Antalya, sadece güneşin ve tarihin değil, aynı zamanda Akdeniz’in en zengin ve en keşfedilmeye değer sualtı dünyalarından birinin de başkenti. Yüzlerce kilometrelik sahil şeridi, irili ufaklı koyları, dik falezleri ve kristal berraklığındaki suyu ile Antalya, deneyimli dalgıçlardan amatör şnorkelcilere kadar herkes için büyüleyici bir mavi derinlik sunuyor. Akdeniz'in bu özel köşesi, su altı biyoçeşitliliği açısından oldukça zengindir. Deniz yaşamı, sadece balık türleriyle sınırlı kalmaz; bölge aynı zamanda Akdeniz fokları ve nadir görülen caretta caretta deniz kaplumbağalarının doğal yaşam ve üreme alanlarından biridir. Özellikle Kaş-Kekova bölgesi, biyoçeşitliliğin ve su altı görüş mesafesinin en yüksek olduğu noktalar olarak öne çıkar.
Antalya kıyılarında dalış yapmayı bu kadar özel kılan bir diğer unsur ise, su altında saklı kalmış zengin tarihi mirastır. Deniz tabanı, farklı medeniyetlere ait batık gemiler, uçaklar ve antik dönem kalıntılarıyla doludur. Bu tarihi kalıntılar, günümüzde deniz canlılarına yuva olmuş yapay resifler görevi üstlenir. Örneğin, özellikle Fethiye ve Kalkan arasında yer alan Kaş, Likya batıklarına ve İkinci Dünya Savaşı’ndan kalma bir İtalyan uçağına ev sahipliği yapar. Bu batıklar, hem dalış tutkunları hem de sualtı fotoğrafçılığı yapanlar için eşsiz kareler yakalama imkânı sunar. Sadece dalış yapılan yerler değil, aynı zamanda karadan ulaşılamayan antik kent kalıntıları da bu sular altında sessizce bekler.
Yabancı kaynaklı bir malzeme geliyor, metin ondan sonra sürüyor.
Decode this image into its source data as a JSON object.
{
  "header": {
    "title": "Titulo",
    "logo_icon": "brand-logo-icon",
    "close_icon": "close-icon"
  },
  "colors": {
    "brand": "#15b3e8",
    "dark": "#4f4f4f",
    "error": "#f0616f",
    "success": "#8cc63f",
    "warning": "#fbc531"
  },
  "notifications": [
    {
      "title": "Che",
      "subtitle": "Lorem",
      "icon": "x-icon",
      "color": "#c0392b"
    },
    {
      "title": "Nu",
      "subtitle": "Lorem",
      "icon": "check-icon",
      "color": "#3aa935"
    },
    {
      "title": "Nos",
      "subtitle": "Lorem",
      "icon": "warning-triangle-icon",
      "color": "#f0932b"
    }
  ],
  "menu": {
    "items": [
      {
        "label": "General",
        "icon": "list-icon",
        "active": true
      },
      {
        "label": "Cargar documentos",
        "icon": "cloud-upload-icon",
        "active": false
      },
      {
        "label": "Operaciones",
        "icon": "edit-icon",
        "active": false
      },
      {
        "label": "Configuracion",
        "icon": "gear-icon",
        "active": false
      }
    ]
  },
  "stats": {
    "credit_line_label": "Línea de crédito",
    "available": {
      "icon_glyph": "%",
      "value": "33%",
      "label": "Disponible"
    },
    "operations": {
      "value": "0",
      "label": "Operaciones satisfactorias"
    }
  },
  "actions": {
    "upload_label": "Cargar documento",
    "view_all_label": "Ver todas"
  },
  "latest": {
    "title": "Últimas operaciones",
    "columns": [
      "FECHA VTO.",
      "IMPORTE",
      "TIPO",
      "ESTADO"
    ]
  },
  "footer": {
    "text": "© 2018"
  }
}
Antalya merkezine daha yakın bölgeler de su altı zenginliği açısından iddialıdır. Kemer çevresindeki dalış noktaları, özellikle su altı mağaraları ve berrak suları ile bilinir. Buradaki mağara sistemleri, içeriye sızan güneş ışınlarının yarattığı mavi ve yeşil tonlardaki görsel şölenle ziyaretçilerini büyüler. Deniz tavşanları, ahtapotlar ve farklı renkteki süngerler bu mağara duvarlarını süslerken, bölgenin kendine has kaya formasyonları da su altı manzarasına dramatik bir derinlik katar.
Antalya'nın bazı plajları, Akdeniz'in ikonik canlılarından olan caretta caretta deniz kaplumbağaları için hayati öneme sahiptir. Bu muhteşem canlıların korunması amacıyla belirlenmiş özel alanlar, deniz ekosistemi için kritik bir rol oynar. Bu nedenle, bölgede deniz yaşamına saygılı bir dalış ve denizcilik anlayışının benimsenmesi şarttır. Şanslı bir dalışta bu zarif canlılarla karşılaşmak, Akdeniz tecrübesinin doruk noktalarından biridir. Aynı zamanda Antalya Körfezi çevresinde, halk arasında "balon balığı" olarak bilinen türler gibi istilacı türlerin artışı da, deniz bilimcileri tarafından yakından takip edilen güncel bir konudur. Bu ekolojik değişimler, bölgenin hassas deniz ekosistemini anlamak açısından önem taşır.
Derin dalış yapmayanlar için bile Antalya sahilleri, şnorkel ile keşfedilebilecek birçok sığ ve berrak noktaya sahiptir. Merkezdeki Konyaaltı ve Lara plajlarının falezlere yakın kısımları, yüzeyden bile deniz tabanını görme imkanı sunar. Özellikle sakin koylarda, şnorkel ile yüzerken küçük balık sürülerine, deniz çayırlarına ve kaya diplerinde saklanan canlılara tanık olmak mümkündür. Sonuç olarak, Antalya, sadece karadaki turistik cazibesiyle değil, aynı zamanda Akdeniz'in en korunmuş ve tarihi sualtı dünyasıyla da adından söz ettirmeye devam ediyor. Bölgedeki profesyonel dalış merkezleri, hem yeni başlayanlara eğitim vermekte hem de deneyimli dalgıçlar için en iyi dalış noktalarını keşfetme imkanı sunmaktadır. Bu mavi derinlikleri keşfetmek, Antalya'nın ziyaretçilerine sunduğu en büyülü ve unutulmaz deneyimlerden biridir.